Identifier la version et le déploiement
Observation en lecture seule
kubectl version --short
Sortie attendue sur un cluster fonctionnel :
Client Version: v1.28.3
Kustomize Version: v5.0.4-0.20230601165947-6ce0bf390ce3
Server Version: v1.28.3
Si le serveur d'API est en panne, kubectl ne peut pas se connecter.
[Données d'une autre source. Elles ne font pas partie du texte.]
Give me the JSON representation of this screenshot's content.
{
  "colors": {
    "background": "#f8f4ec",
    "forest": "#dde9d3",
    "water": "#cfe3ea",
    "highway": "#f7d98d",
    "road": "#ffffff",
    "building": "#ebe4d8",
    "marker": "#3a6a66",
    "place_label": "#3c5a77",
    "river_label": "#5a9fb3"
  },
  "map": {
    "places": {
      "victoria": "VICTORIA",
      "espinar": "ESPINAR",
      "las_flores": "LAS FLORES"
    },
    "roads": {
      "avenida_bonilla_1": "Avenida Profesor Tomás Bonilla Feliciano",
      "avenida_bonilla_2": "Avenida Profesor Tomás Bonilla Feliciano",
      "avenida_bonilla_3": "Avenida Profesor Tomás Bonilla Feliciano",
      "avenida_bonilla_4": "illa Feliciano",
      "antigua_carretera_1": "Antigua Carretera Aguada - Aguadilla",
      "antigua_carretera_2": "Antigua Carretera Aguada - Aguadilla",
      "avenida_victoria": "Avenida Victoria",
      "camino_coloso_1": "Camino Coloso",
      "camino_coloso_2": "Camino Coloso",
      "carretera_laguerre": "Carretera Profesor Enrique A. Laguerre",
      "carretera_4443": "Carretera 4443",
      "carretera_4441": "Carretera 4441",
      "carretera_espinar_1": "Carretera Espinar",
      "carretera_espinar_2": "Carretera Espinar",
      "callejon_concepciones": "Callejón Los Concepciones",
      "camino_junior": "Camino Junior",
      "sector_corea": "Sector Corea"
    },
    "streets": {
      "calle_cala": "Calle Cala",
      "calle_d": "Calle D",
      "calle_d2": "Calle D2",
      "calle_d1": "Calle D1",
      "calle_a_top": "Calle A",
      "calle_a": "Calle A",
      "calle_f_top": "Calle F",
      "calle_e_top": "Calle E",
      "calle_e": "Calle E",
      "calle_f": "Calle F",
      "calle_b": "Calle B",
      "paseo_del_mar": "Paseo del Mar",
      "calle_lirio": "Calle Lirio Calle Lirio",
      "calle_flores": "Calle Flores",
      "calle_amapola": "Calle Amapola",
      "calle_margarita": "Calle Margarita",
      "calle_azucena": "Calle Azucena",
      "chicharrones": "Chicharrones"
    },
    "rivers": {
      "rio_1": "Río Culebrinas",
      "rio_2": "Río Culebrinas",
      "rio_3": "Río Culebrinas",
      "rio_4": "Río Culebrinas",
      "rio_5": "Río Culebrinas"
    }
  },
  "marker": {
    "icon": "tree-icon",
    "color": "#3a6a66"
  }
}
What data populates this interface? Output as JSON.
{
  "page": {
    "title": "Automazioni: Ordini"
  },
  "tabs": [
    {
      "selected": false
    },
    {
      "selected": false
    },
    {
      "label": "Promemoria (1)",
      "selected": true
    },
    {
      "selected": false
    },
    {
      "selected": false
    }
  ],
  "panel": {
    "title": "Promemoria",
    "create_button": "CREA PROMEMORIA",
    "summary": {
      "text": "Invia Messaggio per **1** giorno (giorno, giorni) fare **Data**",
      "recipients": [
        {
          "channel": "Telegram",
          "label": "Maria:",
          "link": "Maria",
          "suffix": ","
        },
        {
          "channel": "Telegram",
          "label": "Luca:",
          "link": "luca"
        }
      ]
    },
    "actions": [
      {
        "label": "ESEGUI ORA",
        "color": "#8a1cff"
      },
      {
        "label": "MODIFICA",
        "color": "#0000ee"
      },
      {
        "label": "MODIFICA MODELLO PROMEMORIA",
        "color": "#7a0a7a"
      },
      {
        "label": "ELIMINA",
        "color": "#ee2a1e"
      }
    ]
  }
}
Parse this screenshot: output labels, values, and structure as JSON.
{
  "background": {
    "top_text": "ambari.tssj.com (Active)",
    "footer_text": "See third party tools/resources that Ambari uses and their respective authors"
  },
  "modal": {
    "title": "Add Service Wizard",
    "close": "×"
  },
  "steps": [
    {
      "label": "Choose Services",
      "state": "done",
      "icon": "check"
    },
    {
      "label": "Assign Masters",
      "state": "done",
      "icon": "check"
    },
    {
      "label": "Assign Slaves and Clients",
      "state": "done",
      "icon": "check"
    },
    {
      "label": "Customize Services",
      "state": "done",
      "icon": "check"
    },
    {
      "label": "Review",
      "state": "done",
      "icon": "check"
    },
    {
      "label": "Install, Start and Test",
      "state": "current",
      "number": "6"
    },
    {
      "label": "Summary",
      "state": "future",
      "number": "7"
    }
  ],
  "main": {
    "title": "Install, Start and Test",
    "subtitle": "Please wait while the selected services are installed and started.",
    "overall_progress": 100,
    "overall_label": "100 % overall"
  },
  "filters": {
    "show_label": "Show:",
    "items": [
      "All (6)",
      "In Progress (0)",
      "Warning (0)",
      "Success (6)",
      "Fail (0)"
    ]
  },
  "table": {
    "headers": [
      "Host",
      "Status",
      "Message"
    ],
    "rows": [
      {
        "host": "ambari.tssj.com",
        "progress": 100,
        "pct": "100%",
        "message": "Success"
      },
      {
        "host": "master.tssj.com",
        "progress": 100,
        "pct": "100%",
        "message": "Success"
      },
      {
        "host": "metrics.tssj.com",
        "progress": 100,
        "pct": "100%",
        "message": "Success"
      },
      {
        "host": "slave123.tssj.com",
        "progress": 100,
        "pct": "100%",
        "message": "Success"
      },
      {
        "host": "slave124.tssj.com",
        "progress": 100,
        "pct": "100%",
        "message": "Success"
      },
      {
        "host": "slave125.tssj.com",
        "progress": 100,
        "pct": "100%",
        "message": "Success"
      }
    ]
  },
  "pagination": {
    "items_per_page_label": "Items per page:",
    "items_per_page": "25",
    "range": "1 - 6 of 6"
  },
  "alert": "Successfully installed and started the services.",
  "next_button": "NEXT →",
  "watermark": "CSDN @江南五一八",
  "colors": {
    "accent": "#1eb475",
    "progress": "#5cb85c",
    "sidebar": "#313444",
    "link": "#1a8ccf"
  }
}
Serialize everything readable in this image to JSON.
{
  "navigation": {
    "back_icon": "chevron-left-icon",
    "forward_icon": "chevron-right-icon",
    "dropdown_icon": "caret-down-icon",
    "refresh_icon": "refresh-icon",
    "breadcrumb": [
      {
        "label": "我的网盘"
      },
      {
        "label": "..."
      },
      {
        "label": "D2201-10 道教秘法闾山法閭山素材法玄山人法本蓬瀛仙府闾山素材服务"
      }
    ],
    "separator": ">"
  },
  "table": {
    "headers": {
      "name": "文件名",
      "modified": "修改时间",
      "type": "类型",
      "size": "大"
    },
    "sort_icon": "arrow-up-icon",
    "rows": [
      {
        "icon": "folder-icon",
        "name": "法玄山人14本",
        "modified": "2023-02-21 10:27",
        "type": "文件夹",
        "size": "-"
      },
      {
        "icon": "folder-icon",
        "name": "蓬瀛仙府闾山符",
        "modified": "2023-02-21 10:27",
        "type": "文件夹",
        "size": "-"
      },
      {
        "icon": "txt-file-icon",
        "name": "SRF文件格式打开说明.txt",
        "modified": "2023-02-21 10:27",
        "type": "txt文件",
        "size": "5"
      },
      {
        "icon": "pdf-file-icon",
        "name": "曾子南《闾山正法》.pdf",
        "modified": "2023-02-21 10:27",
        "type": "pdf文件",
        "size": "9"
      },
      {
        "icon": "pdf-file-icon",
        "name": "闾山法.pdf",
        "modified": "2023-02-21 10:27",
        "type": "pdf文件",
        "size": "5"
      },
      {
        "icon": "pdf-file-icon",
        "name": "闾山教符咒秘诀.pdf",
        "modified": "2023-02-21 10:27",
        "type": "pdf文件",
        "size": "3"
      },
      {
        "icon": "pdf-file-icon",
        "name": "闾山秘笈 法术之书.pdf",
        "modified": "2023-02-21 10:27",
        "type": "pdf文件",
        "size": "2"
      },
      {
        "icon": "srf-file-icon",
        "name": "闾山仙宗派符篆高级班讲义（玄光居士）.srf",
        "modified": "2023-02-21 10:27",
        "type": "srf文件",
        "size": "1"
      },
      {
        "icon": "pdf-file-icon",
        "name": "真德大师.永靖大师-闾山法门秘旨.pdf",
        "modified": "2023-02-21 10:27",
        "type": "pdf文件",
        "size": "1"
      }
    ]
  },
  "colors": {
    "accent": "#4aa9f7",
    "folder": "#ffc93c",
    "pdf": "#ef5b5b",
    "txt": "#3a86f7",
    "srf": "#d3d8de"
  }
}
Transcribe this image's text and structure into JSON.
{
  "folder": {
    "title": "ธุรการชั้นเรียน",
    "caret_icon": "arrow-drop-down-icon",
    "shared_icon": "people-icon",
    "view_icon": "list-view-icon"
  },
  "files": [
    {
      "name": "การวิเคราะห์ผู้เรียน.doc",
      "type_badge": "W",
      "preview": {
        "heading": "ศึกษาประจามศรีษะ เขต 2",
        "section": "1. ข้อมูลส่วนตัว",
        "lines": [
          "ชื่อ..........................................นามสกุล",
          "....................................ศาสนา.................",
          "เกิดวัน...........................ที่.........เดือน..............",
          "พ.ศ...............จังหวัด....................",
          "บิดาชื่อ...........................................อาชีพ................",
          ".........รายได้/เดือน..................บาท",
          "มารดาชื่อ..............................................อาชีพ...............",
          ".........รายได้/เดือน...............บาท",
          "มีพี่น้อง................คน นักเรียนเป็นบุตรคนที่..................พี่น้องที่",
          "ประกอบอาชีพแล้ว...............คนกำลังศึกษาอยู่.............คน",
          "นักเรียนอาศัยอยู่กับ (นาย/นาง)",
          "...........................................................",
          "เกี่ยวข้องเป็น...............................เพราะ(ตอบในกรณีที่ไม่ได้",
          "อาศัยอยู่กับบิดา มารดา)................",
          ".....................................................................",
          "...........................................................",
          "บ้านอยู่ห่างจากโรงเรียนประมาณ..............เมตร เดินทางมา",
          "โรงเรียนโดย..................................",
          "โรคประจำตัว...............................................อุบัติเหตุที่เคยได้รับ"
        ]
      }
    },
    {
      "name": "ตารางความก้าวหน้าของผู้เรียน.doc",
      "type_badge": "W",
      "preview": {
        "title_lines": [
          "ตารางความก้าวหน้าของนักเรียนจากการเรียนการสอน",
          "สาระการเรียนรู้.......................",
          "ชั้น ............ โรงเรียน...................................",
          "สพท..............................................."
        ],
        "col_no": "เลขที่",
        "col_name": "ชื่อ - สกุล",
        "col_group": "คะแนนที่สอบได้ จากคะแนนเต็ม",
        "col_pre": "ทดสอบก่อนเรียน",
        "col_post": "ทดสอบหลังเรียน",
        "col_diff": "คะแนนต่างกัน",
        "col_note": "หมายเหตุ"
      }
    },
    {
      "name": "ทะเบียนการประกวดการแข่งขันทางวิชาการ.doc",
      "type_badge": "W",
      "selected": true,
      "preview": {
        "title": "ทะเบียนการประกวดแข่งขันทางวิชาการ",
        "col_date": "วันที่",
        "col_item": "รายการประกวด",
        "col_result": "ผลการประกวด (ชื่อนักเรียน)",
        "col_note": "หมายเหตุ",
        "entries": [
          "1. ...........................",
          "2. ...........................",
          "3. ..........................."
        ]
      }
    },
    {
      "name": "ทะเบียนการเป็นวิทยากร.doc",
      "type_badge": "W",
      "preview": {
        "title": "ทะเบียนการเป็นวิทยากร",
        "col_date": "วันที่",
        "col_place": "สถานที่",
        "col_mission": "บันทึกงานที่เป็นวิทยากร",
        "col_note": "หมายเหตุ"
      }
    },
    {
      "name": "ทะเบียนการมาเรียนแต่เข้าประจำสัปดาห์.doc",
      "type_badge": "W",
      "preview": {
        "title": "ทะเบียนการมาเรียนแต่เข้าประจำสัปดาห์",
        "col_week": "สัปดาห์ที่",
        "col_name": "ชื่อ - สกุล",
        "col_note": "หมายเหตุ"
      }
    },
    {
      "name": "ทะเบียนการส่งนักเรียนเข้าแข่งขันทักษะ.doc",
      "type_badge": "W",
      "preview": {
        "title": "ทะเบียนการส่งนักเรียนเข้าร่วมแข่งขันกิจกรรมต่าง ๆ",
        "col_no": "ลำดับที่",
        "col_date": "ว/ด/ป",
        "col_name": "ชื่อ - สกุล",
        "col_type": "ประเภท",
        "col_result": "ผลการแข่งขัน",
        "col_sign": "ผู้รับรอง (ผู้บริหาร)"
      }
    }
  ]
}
Dans ce cas, vérifiez uniquement la version du client kubectl :
kubectl version --client
Ou inspectez le binaire directement sur le nœud du plan de contrôle :
/usr/local/bin/kube-apiserver --version
Sortie attendue :
Kubernetes v1.28.3
Pour déterminer le type de déploiement, vérifiez si le Pod kube-apiserver est visible (cela nécessite un serveur d'API fonctionnel) :
kubectl get pods -n kube-system | grep kube-apiserver
Si le serveur d'API est en panne, recherchez le fichier manifeste du Pod statique :
ls -la /etc/kubernetes/manifests/kube-apiserver.yaml
Si ce fichier existe, le kubelet gère le kube-apiserver en tant que Pod statique. Sinon, cherchez une unité systemd :
systemctl status kube-apiserver
Prérequis
- Accès à un nœud du plan de contrôle via SSH ou console.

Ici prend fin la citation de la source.